Lived Experience and Process

Finally, more grassroots sectors within the anti-globalization movement view social transformation as an ongoing collective process. Rather than focusing on messianic visions or an already established project, activists focus on day-to-day practices. The collaborative, interactive nature of the new ICTs is thus reflected in the rise of new political visions and forms of interaction. These combine elements of certain traditional ideologies, such as anarchism, an emphasis on internal democracy and autonomy (feminism and grassroots movements such as the Zapatistas have been particularly influential in this respect), and a commitment to openness, collaboration, and horizontal connections. Younger activists, in particular, emphasize direct democracy, grassroots participation, and personal interaction within daily social life. Meetings, protests, action camps, and other anti-globalization gatherings thus provide spaces for experiencing and experimenting with alternative ways of life.

Despite their numerous differences, anti-globalization activists from diverse political backgrounds are struggling to regain democratic control over their daily lives, wresting it back from transnational corporations and global financial elites. The anti-globalization movement points to a democratic deficit in the current global political and economic order as corporate globalization has disembedded the market from society.

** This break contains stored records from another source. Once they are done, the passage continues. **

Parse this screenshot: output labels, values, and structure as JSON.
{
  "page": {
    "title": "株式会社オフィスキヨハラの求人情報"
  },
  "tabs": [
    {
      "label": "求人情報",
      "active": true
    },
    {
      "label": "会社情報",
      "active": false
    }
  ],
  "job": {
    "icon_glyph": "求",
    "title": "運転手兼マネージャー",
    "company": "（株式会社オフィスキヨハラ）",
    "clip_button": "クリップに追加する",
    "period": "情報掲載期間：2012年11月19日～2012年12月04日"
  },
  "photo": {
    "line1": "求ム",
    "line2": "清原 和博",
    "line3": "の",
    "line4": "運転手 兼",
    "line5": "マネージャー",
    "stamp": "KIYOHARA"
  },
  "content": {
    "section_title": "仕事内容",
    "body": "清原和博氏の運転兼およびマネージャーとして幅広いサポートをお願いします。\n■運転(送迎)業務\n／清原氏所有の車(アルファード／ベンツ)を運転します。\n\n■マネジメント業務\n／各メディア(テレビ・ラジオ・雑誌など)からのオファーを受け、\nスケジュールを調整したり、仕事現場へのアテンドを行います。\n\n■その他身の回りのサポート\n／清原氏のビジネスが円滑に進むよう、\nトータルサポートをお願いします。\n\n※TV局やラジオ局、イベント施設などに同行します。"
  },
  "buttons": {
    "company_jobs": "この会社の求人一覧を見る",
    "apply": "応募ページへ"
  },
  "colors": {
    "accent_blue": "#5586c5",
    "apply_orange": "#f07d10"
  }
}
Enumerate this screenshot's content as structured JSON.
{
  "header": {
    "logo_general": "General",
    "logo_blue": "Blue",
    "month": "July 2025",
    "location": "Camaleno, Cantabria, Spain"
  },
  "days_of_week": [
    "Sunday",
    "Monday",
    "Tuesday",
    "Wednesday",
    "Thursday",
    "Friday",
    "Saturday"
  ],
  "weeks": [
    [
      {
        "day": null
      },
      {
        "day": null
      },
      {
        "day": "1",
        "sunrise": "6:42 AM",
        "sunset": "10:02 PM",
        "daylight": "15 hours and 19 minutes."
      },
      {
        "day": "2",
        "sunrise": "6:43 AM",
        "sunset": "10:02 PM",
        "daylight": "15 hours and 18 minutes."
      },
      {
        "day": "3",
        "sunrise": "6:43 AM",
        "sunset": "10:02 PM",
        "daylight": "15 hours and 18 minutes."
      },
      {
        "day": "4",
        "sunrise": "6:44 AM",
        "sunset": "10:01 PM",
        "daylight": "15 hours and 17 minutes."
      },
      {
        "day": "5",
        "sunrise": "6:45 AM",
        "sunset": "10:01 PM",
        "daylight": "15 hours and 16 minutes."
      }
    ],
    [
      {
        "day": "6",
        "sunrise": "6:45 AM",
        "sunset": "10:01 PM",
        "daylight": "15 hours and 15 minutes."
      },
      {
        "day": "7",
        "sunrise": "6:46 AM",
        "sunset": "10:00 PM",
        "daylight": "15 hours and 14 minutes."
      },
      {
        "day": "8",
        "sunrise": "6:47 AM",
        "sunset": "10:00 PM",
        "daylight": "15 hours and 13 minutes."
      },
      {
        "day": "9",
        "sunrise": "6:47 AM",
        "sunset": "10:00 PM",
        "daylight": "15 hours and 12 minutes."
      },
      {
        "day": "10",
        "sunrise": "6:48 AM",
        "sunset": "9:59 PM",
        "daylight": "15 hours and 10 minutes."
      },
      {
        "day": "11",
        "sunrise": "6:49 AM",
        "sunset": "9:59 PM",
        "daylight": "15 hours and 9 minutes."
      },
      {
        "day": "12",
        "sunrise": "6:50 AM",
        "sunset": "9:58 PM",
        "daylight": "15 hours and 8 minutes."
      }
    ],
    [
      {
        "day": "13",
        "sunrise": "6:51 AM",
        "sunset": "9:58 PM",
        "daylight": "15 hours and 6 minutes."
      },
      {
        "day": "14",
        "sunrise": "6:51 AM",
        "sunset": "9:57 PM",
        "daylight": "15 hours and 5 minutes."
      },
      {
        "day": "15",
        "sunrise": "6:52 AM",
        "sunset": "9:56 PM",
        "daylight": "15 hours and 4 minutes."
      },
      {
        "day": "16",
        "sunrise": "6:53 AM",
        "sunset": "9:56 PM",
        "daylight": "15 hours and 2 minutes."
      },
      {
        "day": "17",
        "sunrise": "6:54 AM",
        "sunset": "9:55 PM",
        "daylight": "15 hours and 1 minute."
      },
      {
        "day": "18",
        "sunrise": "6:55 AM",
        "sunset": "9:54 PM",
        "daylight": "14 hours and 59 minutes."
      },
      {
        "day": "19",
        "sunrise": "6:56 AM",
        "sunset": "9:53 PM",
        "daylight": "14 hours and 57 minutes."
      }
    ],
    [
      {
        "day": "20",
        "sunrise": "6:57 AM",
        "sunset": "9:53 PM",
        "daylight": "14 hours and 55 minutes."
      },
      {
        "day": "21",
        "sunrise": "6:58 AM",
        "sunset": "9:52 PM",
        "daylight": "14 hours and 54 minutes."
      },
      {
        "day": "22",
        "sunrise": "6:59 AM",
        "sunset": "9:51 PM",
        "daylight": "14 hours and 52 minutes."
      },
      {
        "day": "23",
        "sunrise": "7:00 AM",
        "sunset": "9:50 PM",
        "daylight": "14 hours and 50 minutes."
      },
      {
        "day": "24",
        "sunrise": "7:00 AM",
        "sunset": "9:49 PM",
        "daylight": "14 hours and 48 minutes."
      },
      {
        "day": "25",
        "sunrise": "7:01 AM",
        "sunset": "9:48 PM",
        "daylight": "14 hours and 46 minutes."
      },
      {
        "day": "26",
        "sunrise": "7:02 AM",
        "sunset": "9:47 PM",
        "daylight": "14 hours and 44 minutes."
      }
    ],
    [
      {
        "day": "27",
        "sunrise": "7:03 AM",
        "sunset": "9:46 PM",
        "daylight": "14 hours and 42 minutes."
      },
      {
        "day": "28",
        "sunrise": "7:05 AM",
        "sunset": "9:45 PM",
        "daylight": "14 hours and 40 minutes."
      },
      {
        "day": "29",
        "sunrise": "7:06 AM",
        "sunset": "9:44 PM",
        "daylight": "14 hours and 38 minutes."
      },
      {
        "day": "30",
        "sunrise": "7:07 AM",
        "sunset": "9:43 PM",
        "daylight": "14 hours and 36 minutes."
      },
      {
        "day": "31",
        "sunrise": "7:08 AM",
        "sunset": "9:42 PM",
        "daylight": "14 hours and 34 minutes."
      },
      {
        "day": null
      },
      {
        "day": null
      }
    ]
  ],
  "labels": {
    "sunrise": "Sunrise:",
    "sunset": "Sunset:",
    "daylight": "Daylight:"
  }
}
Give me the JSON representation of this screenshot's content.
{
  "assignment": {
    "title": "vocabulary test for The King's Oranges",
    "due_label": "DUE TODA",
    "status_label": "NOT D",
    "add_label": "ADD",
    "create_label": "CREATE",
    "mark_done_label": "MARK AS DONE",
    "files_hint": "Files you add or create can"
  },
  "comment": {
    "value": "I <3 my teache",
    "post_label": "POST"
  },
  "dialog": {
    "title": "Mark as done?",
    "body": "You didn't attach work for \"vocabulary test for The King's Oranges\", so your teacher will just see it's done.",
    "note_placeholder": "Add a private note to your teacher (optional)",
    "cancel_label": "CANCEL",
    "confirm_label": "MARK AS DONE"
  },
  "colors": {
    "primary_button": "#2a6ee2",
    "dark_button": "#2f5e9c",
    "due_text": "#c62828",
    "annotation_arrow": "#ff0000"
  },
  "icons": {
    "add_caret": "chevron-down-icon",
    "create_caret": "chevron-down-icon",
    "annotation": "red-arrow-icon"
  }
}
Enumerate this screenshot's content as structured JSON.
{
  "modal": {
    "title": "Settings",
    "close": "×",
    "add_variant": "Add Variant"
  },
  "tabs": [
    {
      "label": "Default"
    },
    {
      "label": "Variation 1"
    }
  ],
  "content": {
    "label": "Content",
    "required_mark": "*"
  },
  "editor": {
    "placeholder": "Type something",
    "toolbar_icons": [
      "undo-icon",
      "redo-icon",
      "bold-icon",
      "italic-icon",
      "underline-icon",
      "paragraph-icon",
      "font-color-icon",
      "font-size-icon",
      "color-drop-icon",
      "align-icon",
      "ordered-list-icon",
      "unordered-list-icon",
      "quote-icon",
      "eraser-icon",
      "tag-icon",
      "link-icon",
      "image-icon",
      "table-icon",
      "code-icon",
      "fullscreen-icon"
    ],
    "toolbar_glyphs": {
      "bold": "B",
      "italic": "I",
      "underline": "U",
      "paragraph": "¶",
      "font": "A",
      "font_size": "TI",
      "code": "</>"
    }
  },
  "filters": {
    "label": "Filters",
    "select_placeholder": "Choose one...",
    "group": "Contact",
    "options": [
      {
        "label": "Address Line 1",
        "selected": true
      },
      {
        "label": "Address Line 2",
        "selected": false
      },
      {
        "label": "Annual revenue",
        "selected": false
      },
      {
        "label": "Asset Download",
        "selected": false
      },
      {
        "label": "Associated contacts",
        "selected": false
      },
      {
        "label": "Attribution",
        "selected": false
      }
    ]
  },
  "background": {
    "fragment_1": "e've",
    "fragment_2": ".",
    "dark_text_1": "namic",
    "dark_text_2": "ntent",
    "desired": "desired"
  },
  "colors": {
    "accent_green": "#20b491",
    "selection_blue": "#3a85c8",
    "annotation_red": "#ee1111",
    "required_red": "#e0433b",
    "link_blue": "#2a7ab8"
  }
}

What makes the anti-globalization movement unique is its capacity for coordinating across vast distances and high levels of diversity and difference, overcoming many of the political and geographic obstacles that have stymied past mass movements.

Bibliography:

  1. Hardt, Michael and Antonio Negri. 2004. Multitude: War and Democracy in the Age of Empire. New York: Penguin.
  2. Juris, Jeffrey S. 2004. “Networked Social Movements: Global Movements for Global Justice.” Pp. 341-62 in The Network Society: A Cross-Cultural Perspective, edited by M. Castells. London: Edward Elgar.
  3. Sen, Jai, Anita Anand, Arturo Escobar, and Peter Waterman. 2004. The World Social Forum: Challenging Empires. New Delhi: Viveka Foundation.
  4. Starr, Amory. 2005. Global Revolt: A Guide to the Movements against Globalization. London: Zed.